Two former members of a group which advocated for litigation funding reform have spoken of their frustration at the continued lack of government response.

Nicholas Bacon KC and Dr John Sorabji were both on the Civil Justice Council’s working party on litigation funding, whose final report was published last year. Both criticised the virtual silence that has followed - and questioned why ministers are not responding more quickly. 

The report’s key recommendation was for the government to immediately reverse the Supreme Court’s PACCAR ruling from 2023, which altered the classification of litigation funding agreements, bringing many within the scope of damages-based agreements potentially leaving them unenforceable.

Despite widespread support across the sector for the pre-PACCAR position to be restored, the Ministry of Justice has shown few signs of action, and the situation was not addressed in the King’s speech last month.

Bacon said a huge amount of work had gone into producing the report and that the lack of progress was ‘very disappointing to say the least’ as well as ‘terribly frustrating’ from a personal point of view.

Supreme Court

The report’s key recommendation was for the government to reverse the Supreme Court’s PACCAR ruling

Source: Jonathan Goldberg

‘There are sound policy reasons why urgent steps should be taken to take the CJC recommendations forward,’ he said. ‘The longer they are left unresolved, the greater the damage likely to follow. There are doubtless cases which remain bogged down in satellite litigation that would simply disappear with the implementation of the PACCAR recommendations. Clarity in the law and consistency in its application is key to any modern functioning legal system. Uncertainty is undesirable.’

Sorabi, co-director of the UCL centre for dispute resolution, stressed that the report had called for urgent action, making the stasis of the past 14 months even more difficult to understand.

He added: ‘Having accepted the need to act, with continuing uncertainty in the litigation funding market and injustice continuing to arise where historic funding agreements are concerned as well as where present and future funding is concerned, there is an ever-more urgent need for the government to act, to implement the reversal of PACCAR both retrospectively and prospectively, to implement effective, proportionate regulation.’

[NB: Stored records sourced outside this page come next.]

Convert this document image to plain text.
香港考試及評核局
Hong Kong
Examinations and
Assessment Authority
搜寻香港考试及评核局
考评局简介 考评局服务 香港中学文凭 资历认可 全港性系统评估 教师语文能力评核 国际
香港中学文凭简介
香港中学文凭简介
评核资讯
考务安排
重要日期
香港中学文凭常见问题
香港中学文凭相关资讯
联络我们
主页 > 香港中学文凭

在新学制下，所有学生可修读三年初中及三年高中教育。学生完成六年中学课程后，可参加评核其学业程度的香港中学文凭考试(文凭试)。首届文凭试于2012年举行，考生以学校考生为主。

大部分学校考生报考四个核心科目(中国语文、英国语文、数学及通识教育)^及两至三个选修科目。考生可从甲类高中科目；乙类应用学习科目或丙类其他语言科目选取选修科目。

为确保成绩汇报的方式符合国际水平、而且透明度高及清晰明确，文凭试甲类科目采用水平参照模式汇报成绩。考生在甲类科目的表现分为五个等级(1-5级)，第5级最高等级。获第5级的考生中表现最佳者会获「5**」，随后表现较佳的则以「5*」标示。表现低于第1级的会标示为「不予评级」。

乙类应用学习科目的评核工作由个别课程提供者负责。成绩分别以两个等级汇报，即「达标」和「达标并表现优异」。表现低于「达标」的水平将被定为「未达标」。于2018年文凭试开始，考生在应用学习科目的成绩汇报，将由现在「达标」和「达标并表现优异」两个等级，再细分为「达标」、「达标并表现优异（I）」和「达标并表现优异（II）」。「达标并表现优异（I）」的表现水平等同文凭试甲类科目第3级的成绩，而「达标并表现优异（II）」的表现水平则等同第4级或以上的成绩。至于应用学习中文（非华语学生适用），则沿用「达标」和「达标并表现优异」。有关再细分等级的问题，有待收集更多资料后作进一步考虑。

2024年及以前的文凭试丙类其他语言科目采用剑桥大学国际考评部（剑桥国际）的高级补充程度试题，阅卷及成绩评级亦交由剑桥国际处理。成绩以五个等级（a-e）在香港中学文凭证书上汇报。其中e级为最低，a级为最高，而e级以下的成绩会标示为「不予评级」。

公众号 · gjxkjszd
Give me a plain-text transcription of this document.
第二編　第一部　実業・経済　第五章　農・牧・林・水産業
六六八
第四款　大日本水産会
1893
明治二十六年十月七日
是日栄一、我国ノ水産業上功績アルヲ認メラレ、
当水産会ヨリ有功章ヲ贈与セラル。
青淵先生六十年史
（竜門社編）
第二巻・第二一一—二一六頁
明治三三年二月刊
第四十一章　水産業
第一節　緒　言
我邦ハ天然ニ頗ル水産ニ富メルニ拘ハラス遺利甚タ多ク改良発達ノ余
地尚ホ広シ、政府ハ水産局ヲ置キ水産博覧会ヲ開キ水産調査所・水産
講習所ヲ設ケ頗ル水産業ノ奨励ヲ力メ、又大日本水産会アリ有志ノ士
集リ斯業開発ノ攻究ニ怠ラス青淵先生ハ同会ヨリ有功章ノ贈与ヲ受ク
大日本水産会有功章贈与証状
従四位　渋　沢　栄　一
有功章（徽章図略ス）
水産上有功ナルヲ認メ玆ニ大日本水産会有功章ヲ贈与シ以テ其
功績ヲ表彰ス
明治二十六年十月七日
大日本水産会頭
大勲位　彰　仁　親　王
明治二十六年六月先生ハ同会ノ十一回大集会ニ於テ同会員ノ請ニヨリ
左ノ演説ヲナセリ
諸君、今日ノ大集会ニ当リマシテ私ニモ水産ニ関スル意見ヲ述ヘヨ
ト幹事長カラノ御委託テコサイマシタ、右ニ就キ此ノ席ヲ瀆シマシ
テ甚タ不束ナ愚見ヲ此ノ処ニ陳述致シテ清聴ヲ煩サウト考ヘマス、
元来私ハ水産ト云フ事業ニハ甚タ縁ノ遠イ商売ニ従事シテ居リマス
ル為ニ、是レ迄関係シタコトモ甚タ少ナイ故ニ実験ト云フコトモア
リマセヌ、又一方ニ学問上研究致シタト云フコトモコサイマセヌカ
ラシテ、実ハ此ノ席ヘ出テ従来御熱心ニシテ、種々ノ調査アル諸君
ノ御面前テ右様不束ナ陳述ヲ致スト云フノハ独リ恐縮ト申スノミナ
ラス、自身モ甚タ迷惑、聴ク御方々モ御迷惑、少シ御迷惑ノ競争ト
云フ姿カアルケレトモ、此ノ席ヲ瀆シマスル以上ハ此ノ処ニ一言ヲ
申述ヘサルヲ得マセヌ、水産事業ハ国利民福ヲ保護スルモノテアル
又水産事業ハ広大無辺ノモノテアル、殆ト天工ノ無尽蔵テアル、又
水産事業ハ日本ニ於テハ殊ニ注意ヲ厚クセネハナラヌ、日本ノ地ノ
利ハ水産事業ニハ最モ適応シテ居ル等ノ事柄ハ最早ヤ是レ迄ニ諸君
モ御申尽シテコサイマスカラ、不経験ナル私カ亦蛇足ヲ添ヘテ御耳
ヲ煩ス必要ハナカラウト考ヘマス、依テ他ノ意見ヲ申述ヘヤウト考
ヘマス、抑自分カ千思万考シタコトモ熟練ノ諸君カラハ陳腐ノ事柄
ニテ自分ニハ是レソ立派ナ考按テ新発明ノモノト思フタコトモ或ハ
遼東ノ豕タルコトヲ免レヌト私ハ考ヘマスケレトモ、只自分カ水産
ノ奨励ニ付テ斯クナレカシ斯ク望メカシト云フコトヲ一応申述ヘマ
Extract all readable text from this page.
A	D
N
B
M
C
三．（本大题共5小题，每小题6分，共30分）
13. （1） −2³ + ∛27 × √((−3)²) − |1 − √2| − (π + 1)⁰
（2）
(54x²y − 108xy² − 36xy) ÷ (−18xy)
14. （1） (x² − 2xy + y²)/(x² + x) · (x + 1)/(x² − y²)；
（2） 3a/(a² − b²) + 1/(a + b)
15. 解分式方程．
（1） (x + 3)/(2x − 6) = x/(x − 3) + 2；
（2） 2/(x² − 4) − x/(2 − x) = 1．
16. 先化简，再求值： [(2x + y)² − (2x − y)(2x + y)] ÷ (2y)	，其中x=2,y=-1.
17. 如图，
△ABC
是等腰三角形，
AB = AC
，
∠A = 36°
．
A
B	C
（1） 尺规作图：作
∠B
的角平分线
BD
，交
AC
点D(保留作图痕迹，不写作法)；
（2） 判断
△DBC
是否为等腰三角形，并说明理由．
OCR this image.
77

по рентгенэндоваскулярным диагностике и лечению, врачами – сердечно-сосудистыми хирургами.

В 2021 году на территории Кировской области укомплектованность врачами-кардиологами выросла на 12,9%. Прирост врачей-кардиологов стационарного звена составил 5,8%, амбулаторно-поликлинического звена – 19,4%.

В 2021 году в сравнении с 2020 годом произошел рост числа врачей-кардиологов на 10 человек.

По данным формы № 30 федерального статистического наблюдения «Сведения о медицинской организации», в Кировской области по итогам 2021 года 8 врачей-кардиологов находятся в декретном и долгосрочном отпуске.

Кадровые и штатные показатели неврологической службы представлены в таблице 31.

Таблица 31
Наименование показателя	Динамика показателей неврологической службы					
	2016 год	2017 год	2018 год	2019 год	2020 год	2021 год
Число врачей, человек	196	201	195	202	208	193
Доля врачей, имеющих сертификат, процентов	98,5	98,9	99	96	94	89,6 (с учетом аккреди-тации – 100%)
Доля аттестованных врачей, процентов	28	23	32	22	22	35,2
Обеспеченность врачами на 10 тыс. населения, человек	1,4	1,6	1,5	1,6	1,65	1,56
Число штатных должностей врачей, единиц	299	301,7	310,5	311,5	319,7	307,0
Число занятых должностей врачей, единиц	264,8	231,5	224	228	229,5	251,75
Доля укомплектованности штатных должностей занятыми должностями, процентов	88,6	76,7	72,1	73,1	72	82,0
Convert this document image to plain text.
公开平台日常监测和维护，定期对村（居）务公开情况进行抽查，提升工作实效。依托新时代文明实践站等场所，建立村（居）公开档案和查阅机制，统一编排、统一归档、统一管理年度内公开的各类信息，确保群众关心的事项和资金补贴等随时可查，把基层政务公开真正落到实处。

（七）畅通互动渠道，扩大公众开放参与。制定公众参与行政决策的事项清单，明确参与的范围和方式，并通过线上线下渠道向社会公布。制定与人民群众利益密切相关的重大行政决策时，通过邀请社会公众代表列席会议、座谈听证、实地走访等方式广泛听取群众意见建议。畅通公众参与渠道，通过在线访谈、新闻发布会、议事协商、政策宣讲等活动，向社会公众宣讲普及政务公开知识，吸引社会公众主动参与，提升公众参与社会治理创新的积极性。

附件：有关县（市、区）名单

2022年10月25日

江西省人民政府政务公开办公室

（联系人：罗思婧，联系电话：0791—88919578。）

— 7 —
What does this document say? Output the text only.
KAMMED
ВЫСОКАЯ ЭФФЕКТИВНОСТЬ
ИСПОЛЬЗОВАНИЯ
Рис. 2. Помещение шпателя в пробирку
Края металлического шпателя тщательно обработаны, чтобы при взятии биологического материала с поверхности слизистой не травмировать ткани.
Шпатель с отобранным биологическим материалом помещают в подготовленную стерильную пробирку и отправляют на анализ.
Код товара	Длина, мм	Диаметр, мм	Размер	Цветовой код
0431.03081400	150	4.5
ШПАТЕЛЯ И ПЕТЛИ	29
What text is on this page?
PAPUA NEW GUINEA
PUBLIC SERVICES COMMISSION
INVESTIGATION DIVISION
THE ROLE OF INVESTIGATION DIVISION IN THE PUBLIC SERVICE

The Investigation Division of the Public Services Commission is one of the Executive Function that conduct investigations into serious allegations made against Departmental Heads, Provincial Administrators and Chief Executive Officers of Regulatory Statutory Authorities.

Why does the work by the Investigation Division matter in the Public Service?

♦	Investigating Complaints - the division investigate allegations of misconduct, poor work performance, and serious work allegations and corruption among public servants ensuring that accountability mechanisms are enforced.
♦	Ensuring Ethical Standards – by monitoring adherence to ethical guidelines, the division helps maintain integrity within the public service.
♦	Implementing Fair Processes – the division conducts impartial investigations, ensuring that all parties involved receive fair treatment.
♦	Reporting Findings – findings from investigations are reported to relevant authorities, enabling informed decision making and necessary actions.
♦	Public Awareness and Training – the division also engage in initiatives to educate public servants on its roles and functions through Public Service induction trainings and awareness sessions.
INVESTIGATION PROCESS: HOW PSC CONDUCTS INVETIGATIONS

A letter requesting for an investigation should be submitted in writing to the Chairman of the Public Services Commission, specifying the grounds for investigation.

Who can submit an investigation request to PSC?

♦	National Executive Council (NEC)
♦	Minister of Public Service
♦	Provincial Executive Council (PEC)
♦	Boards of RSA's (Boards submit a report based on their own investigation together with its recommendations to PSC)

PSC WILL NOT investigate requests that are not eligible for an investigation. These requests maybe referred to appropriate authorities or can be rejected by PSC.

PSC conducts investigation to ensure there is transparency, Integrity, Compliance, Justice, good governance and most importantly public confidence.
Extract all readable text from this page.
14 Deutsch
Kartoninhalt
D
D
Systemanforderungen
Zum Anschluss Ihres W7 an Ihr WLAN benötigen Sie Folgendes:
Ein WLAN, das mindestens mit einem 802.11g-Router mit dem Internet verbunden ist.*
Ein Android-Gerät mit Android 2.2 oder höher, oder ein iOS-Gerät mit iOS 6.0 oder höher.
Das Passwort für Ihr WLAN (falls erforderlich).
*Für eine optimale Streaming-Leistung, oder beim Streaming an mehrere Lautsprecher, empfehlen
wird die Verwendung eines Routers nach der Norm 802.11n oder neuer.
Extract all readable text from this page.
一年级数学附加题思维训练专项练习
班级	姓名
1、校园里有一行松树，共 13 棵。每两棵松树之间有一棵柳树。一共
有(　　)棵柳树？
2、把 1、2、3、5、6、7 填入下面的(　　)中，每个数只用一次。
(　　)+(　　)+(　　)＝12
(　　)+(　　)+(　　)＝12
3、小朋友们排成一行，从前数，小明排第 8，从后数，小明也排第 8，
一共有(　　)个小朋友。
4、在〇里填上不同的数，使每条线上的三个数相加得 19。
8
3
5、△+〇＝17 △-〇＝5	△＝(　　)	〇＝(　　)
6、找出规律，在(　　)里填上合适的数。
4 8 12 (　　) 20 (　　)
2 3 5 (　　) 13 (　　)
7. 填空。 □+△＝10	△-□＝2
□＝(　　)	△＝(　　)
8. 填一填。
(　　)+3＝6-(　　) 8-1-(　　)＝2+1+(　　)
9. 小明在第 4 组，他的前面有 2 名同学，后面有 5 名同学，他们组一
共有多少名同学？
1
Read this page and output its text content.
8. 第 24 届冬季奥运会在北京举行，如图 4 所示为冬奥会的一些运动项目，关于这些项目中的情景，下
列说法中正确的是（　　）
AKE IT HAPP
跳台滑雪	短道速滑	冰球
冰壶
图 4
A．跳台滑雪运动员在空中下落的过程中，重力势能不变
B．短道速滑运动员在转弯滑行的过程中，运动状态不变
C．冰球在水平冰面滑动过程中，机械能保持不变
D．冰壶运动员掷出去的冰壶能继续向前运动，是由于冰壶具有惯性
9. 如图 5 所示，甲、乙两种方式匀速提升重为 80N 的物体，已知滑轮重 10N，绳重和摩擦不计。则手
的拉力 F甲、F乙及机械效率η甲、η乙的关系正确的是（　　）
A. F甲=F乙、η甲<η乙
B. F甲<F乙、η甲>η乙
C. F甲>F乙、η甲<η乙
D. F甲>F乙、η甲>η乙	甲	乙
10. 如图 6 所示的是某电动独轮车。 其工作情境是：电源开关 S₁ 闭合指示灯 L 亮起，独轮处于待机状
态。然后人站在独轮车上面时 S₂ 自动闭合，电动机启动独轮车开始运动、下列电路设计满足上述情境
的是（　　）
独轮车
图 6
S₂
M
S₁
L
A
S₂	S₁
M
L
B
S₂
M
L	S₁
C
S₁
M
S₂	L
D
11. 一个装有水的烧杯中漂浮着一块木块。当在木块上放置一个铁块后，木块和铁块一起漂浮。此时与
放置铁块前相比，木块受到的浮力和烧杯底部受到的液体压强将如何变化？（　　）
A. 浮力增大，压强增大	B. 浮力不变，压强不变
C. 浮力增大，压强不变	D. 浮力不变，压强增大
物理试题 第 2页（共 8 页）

The government is understood to still be considering law reform, although there are few concrete indications about when this is going to happen.

Addressing the House of Commons last month, employment rights and consumer protection minister Kate Dearden said: ‘The PACCAR review involves complex issues, and it is important that we take the time needed to get it right.’

In December, courts minister Sarah Sackman KC issued a written statement announcing its intention to introduce legislation to mitigate the effects of the PACCAR judgment by clarifying that litigation funding agreements are not damages-based agreements.